Chicagoans Hold Breath as Spring Equinox Approaches, Fully Aware March Has Lied Before
Tomorrow, at precisely 10:01 a.m. Central Daylight Time, the sun will cross the celestial equator and the Northern Hemisphere will, in the language of astronomy, begin its slow tilt toward warmth. This is the vernal equinox — the moment when day and night achieve a fragile, fleeting balance, and when the city of Chicago collectively holds its breath, because it has been hurt before.
The signs, on paper, are encouraging. Wednesday’s high reached 52 degrees. The lakefront path, which as recently as last week resembled a grayscale photograph of a Soviet rail yard, now hosts joggers in shorts — tentative shorts, to be sure, paired with long sleeves and an expression best described as “hopeful but legally noncommittal.” The ice along the North Avenue Beach shoreline has retreated to a thin, crystalline fringe, cracking in the morning light like the last page of a story that isn’t quite finished.

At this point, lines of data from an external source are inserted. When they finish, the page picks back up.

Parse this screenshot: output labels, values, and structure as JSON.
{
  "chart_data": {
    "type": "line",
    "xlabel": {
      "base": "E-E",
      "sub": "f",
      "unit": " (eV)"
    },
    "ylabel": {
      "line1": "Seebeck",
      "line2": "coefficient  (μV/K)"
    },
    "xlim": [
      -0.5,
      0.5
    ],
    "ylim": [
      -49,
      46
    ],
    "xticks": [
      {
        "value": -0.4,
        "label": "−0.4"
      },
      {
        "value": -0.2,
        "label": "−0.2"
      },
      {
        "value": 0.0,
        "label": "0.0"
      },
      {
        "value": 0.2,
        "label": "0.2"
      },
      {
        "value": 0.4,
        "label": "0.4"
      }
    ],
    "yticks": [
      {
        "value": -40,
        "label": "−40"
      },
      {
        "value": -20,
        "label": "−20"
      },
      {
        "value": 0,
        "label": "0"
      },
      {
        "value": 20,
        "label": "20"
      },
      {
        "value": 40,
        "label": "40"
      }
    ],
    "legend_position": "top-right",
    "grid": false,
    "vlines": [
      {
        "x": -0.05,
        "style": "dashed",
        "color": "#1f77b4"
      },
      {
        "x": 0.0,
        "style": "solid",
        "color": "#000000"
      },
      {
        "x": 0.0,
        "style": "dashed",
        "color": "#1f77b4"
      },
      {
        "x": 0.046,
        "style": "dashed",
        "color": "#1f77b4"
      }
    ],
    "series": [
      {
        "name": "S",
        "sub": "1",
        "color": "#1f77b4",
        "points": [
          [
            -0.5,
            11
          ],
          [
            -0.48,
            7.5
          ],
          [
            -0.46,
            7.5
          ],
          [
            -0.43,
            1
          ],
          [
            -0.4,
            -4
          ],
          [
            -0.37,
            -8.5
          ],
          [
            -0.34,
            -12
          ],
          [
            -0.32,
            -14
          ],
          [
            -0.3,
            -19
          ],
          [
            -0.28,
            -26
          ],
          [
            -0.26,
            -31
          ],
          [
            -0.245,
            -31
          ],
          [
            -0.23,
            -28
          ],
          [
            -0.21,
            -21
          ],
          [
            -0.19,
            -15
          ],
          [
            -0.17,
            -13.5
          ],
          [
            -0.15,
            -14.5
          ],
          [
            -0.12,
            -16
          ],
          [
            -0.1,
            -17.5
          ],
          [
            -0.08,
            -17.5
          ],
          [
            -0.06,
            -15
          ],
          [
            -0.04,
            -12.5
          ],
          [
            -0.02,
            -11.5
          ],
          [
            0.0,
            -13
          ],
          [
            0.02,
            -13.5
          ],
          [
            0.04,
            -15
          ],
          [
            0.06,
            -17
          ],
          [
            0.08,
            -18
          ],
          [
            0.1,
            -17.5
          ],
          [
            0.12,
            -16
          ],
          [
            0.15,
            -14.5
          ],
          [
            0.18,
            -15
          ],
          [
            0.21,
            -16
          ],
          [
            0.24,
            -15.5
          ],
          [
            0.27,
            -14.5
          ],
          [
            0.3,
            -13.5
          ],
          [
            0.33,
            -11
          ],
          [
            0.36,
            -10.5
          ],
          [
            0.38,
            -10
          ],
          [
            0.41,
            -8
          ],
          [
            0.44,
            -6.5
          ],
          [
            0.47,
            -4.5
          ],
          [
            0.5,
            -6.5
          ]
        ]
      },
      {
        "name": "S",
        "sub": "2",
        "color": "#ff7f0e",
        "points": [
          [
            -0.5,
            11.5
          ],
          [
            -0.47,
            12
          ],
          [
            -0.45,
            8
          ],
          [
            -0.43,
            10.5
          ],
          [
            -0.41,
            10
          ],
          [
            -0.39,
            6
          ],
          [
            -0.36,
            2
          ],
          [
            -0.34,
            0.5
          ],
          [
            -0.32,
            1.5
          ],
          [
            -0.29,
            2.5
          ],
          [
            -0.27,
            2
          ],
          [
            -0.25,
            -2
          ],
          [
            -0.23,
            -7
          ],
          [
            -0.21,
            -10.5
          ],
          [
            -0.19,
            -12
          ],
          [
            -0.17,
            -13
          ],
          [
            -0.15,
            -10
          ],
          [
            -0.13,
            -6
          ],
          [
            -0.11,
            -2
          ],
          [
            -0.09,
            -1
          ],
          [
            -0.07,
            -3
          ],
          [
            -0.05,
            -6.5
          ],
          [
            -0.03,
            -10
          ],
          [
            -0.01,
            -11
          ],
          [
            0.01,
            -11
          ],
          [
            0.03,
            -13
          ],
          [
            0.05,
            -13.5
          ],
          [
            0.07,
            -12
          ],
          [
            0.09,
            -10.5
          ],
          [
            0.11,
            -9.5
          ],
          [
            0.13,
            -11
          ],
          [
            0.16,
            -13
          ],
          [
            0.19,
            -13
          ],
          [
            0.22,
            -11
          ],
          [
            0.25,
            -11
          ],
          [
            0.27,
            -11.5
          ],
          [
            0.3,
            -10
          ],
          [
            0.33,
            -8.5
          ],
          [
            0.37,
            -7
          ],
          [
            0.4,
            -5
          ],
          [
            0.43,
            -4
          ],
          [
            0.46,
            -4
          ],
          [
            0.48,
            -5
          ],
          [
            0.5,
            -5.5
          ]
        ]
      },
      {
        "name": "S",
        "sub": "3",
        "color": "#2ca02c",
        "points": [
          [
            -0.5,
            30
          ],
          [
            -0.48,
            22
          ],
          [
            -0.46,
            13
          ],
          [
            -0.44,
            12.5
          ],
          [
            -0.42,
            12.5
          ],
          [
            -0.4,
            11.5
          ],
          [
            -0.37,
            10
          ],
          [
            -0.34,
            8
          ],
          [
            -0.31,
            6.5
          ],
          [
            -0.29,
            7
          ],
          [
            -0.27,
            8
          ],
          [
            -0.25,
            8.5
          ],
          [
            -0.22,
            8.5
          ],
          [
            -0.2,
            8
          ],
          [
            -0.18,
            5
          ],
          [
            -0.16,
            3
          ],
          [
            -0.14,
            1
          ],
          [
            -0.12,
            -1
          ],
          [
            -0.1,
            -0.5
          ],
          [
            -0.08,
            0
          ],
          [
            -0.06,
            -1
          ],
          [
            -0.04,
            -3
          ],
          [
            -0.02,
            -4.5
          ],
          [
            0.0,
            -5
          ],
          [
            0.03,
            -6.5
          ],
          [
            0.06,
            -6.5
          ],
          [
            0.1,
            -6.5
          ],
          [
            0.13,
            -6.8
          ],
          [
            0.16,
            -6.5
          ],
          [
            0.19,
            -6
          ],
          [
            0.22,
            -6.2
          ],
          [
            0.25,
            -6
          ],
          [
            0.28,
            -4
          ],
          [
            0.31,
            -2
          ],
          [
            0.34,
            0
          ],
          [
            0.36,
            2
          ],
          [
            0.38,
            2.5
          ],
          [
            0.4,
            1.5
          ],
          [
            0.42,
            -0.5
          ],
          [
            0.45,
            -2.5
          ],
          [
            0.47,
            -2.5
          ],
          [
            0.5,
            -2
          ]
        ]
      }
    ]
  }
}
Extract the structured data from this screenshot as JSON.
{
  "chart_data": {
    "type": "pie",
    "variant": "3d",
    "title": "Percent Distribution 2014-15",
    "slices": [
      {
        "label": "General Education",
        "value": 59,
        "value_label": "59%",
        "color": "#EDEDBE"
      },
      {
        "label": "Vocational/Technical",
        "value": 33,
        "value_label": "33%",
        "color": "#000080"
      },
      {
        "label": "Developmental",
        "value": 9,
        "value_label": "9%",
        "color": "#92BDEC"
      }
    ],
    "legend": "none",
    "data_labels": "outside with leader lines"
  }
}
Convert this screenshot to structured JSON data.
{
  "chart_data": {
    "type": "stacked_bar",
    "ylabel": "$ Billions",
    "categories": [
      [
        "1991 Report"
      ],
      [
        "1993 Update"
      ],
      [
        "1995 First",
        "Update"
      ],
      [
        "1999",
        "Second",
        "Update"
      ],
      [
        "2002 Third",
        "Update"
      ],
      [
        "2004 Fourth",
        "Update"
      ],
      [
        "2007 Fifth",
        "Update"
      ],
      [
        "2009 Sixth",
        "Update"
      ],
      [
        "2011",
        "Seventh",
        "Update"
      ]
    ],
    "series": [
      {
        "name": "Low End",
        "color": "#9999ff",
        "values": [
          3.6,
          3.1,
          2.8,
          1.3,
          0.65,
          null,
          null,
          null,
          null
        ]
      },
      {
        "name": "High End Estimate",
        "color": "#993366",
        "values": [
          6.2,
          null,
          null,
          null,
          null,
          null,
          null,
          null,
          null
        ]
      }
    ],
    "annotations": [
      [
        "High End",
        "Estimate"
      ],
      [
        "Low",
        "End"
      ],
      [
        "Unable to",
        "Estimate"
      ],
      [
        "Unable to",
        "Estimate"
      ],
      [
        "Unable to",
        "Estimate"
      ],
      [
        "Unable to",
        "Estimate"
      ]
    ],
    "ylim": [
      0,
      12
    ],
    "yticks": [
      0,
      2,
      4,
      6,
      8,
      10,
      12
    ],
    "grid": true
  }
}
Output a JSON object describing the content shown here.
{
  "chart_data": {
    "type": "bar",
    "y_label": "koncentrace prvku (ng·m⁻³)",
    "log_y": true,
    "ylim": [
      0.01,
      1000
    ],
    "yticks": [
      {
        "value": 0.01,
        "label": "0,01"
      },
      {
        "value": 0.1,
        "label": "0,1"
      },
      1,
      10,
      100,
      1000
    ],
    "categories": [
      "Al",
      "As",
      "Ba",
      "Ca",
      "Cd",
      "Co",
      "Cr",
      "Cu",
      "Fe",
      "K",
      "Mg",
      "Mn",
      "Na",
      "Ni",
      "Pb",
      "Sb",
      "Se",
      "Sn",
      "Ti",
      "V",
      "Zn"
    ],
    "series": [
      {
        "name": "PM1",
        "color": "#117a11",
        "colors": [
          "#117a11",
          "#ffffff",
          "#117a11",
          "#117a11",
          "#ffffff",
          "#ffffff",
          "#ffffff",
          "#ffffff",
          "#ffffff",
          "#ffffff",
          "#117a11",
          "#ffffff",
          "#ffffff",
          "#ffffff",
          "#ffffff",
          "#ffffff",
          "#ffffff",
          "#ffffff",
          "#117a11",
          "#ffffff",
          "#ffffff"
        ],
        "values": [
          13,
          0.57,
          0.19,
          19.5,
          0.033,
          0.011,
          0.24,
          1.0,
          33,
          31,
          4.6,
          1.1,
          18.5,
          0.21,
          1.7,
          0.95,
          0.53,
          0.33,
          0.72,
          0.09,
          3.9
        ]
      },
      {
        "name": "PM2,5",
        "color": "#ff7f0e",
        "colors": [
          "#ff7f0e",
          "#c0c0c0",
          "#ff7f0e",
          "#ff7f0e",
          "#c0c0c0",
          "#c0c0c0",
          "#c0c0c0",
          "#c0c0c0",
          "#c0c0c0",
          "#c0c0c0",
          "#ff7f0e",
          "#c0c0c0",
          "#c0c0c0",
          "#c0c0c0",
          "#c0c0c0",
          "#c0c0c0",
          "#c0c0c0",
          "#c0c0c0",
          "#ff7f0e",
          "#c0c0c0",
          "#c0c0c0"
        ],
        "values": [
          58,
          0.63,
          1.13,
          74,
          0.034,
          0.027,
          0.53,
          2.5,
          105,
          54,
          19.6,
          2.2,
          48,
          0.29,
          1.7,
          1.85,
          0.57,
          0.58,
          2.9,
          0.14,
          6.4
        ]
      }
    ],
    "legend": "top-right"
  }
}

But Chicago does not trust March. This is not cynicism; it is meteorological literacy. The National Weather Service’s own records show that the city has received measurable snowfall after March 20 in fourteen of the last twenty years. In 2018, a late-season blizzard dropped eight inches on a city that had already put away its shovels. In 2015, April opened with an ice storm. And every Chicagoan of a certain age can recite, with the solemnity of scripture, the date of the last truly devastating late snow — though the specific year varies depending on which neighborhood you ask.
“The equinox is a technicality,” said Dr. Priya Nair, a climatologist at the University of Illinois Chicago, when reached by phone Wednesday afternoon. “Astronomically, it marks the beginning of spring. Meteorologically, in Chicago, it marks the beginning of the period in which spring might eventually happen.” Dr. Nair added that average temperatures in the city don’t reliably stay above 50 degrees until mid-April, a fact she delivered with the calm resignation of someone who has been explaining this to reporters every March for the better part of a decade.
Along the Riverwalk, the seasonal transformation is visible in small, careful increments. The restaurant patios at the river’s edge have set out their chairs, but not their cushions — a hedge, a half-measure, a way of saying we believe in spring but we’re not betting the upholstery on it. A man walking a golden retriever near the Centennial Fountain paused to look at the water and said, simply, “It’s trying.” He did not elaborate, but his meaning was clear to anyone who has lived here long enough: the city is in negotiation with the season, and neither side has committed to terms.
The forecast for the equinox itself is 54 degrees and partly cloudy, which in Chicago constitutes a minor miracle — neither warm enough to celebrate nor cold enough to complain, occupying that narrow band of temperature where the only honest response is a shrug and a jacket draped over one arm, just in case. By Friday, temperatures may reach 58. By Sunday, they may drop back to 41. This is the rhythm. This is the deal.
There is a particular quality to Chicago light in late March that is difficult to describe and impossible to forget. It arrives low and golden in the early morning, catching the glass of the skyline at an angle that makes the buildings look provisional, as though the whole city were a sketch someone might still revise. It is the light of not-yet — of coats unbuttoned but not removed, of windows cracked but not opened, of a season that is arriving the way everything arrives in this city: late, loudly, and with no guarantee it will stay.
The equinox will come tomorrow morning at 10:01. The earth will tilt. The balance will shift. And 2.7 million people will step outside, feel the air on their faces, and make the same private, wordless calculation they make every year: Is it safe to hope yet? The answer, as always, is not quite. But almost. Almost.